Aliás, nossa ditadura atacou o “comunismo” do rico fazendeiro João Goulart em nome do “nacionalismo” dela. Na prática atacavam o nacionalismo econômico de Jango em prol de um nacionalismo político e entrega econômica aos desígnios do grande capitalismo internacional, americano em particular. Veio defender o latifundio agro-pecuário exportador contra a nascente burguesia brasileira, numa releitura das contra-revoluções oitocentistas na França. A ditadura veio destruir a estabilidade trabalhista, do pleno emprego em construção – hoje chamam este crime de “flexibilização do mercado de trabalho”; os militares logo atacaram os subsídios as ferrovias, aos trens e ao ônibus, o que agradou as montadoras internacionais e criou esse caos no transporte público; atacaram os financiadores de crédito ao empresariado nacional entre outras medidas “nacionalistas”, enfraquecendo bancos, abandonaram medidas desenvolvimentistas para adotar o monetarismo liberal. Essa prática levou a falência diversos setores do capitalismo nacional, até mesmo, os que produziam tanques para ela, como a Engesa. Não foi um militar, dois meses depois do Golpe de 64 que cunhou a célebre frase: “O que é bom para os EUA é bom para o Brasil”? Resume bem o nacionalismo deles.
Assim é compreensível a prática comum entre a elite brasileira de atribuir tudo de qualidade ao que é estrangeiro e tudo de ruim ao que é nacional. A rejeição é quase cega e se estende aos mais diversos setores, da música e tv, a política e economia. Do estrangeiro querem os bens de consumo e a esperança de um civilizador branco europeu, messiâniaco trazendo um pouco de cultura a nossa barbárie subdesenvolvida, para que possamos fazer passeios-safari em nossa savana urbana. Como seu método é falho, se contenta em importar um monte de coisas e viajar para a Europa civilizada como sempre fez durante todo o período colonial.
3. A elite brasileira rejeita o protecionismo
Qualquer estudante de história econômica sabe que um dos pilares fundamentais para a consolidação do capitalismo nos países centrais foi o protecionismo de sua indústria, de seu mercado. Livre Mercado só favorece quem é mais forte, é a lei da selva aplicada ao mercado. Omni bellum omni hobbesiano. Quando a indústria é pequena, inexistente, ou em fase de crescimento, o Livre Mercado a destrói. Historicamente todos os países capitalistas viveram fazes longas de protecionismo e proteção ao capitalismo nacional. Como disse o economista sul-coreano Ha-Joon Chang: ”No século 19 e nas primeiras décadas do século 20, os EUA foram o país mais protecionista do mundo. E uma vez que desenvolveram plenamente sua indústria, exigiram do resto que se convertesse ao livre comércio.”

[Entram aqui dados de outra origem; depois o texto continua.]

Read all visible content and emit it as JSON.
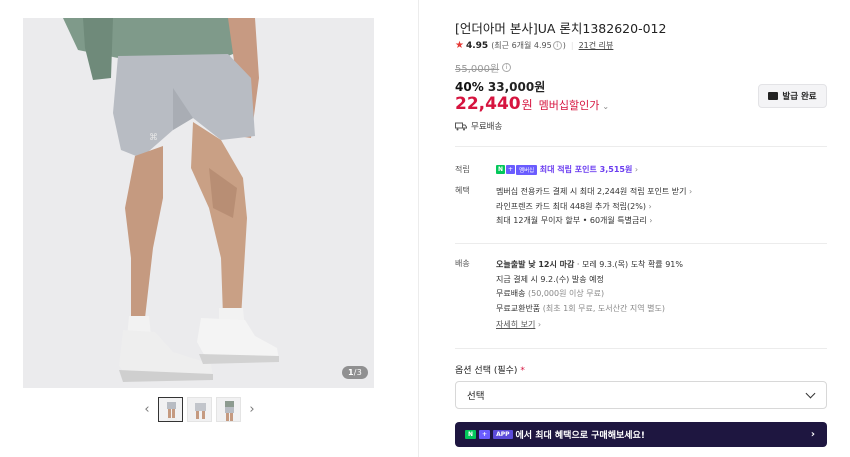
{
  "gallery": {
    "counter_current": "1",
    "counter_total": "3",
    "prev_icon": "chevron-left-icon",
    "next_icon": "chevron-right-icon"
  },
  "product": {
    "title": "[언더아머 본사]UA 론치1382620-012",
    "rating_score": "4.95",
    "rating_recent": "(최근 6개월 4.95",
    "rating_recent_close": ")",
    "review_link": "21건 리뷰",
    "original_price": "55,000원",
    "discount_pct": "40%",
    "discount_price": "33,000원",
    "member_price": "22,440",
    "member_won": "원",
    "member_label": "멤버십할인가",
    "coupon_button": "발급 완료",
    "shipping_free": "무료배송"
  },
  "benefits": {
    "points_label": "적립",
    "points_text": "최대 적립 포인트 3,515원",
    "benefit_label": "혜택",
    "benefit_lines": [
      "멤버십 전용카드 결제 시 최대 2,244원 적립 포인트 받기",
      "라인프렌즈 카드 최대 448원 추가 적립(2%)",
      "최대 12개월 무이자 할부 • 60개월 특별금리"
    ],
    "npill_n": "N",
    "npill_plus": "+",
    "npill_mem": "멤버십"
  },
  "delivery": {
    "label": "배송",
    "today": "오늘출발 낮 12시 마감",
    "arrival": "모레 9.3.(목) 도착 확률 91%",
    "dispatch": "지금 결제 시 9.2.(수) 발송 예정",
    "free_ship": "무료배송",
    "free_ship_note": "(50,000원 이상 무료)",
    "free_return": "무료교환반품",
    "free_return_note": "(최초 1회 무료, 도서산간 지역 별도)",
    "more_link": "자세히 보기"
  },
  "options": {
    "label": "옵션 선택 (필수)",
    "required_mark": "*",
    "select_value": "선택"
  },
  "promo": {
    "tag_n": "N",
    "tag_plus": "+",
    "tag_app": "APP",
    "text": "에서 최대 혜택으로 구매해보세요!",
    "arrow": "›"
  },
  "colors": {
    "accent_red": "#d6143f",
    "naver_green": "#03c75a",
    "membership_purple": "#6a5cff",
    "promo_bg": "#1e1640"
  }
}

Nossa elite está sempre em consonância com o capitalismo internacionalista “livre” dos países ricos. Livre Mercado isso, livre mercado aquilo, “excesso de proteção”, “excesso de Estado” são mazelas que temos de combater… Enquanto isso toda a Europa, que a classe média e a elite tupiniquins adoram visitar, é o centro mundial do protecionismo e do Estado Máximo.
A rejeição ao protecionismo é, reiterando, uma rejeição ao capitalismo nacional. Pois a única forma do capitalismo nacional se construir é com protecionismo contra forças superiores estrangeiras. Tem sido assim desde sempre. A rejeição a este princípio básico de economia nacional só fortalece quem sempre teve poder e o erdou da época pré-republicana, do Antigo Regime: ruralistas exportadores e uma pequena parte que se convertou em nobre-industrial (que são raríssimos). Seja representado pelo agro-negócio da soja, da pecuária de exportação, do frango de exportação (complexo Sadia-Perdigão), do minério de ferro da Vale. Isso não é indústria, no sentido capitalista do termo, é quase extrativismo exportador. Emprega pouco, não fortalece o mercado interno e torna o país escravo do mercado externo e do preço internacional das commodities. Exportação destes bens primários ou secundários, de pouquíssimo valor agregado é a base de economias subdesenvolvidas.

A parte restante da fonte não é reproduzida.